The investment occurs the heels of the U.S. Inflation Reduction Act signed into law this month that delivers incentives for building and purchasing vehicles powered by hydrogenas long as its green and created from sources that emit no carbon pollution. Hydrogen fuel cells are an alternative solution source of energy for vehicles, but whereas batteries store electricity for propulsion, fuel cells ensure it is on demand.

Along with Nikola, companies including Cummins, General Motors, Toyota, Volvo and Daimler are developing various kinds of hydrogen-powered trucks which will start hitting the marketplace next year. Battery trucks, which Nikola already sells, work very well on shorter runs, ideally significantly less than 300 miles. Companies developing hydrogen-powered versions believe that system is really a better option for long-haul runs as fuel cell systems arent much heavier than diesel engines and the refueling time can be compared.
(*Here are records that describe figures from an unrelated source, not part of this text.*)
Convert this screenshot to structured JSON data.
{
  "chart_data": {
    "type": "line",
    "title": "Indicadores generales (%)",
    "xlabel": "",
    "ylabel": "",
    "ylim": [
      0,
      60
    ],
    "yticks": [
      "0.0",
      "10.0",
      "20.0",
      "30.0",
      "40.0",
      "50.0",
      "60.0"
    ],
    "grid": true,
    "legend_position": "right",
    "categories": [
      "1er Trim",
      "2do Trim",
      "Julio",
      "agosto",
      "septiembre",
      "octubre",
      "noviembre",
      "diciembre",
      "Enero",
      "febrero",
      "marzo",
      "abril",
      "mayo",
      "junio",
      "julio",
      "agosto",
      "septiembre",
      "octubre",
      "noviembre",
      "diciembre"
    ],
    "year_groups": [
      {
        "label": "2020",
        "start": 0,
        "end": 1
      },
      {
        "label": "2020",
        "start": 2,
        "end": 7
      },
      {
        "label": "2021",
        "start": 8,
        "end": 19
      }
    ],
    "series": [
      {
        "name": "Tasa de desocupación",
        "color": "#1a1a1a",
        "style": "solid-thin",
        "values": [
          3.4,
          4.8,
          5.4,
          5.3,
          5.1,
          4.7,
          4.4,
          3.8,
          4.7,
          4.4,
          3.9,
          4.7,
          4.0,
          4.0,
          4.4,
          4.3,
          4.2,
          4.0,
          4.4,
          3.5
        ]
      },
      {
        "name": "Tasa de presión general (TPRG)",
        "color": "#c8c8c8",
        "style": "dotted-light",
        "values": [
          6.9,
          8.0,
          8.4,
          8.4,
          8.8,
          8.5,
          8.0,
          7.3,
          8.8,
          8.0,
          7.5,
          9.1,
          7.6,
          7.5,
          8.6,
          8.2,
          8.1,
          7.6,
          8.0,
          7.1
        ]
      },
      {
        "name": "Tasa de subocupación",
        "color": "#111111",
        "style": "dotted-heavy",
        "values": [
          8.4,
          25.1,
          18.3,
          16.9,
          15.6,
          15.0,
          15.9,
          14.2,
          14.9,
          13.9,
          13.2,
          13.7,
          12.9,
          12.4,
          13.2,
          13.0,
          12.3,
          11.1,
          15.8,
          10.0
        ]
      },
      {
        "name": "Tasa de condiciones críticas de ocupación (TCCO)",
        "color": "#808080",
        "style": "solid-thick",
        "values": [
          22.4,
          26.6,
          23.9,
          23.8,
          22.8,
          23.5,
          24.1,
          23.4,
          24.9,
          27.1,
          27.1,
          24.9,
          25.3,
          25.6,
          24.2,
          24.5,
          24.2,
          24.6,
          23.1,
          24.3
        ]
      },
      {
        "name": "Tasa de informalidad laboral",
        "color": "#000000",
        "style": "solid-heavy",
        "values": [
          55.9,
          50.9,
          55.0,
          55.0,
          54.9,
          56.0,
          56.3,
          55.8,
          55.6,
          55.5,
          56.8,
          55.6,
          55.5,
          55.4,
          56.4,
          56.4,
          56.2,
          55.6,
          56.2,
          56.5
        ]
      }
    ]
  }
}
New U.S. emissions regulations and clean energy programs just like the IRA are benefiting the hydrogen industry, Tadros said. Its obtaining the word on the market, providing some incentives for manufacturing, and tax credits also help the buyer, he said. That combination really supports our view of where hydrogen is certainly going.

Bosch has already established production operations in SC since 1985, where it currently makes sensors and electronic control units for automotive powertrains. It follows companies including GM and Honda, PlugPower and Ballard Power, which already make fuel cells at plants in the U.S. and Canada.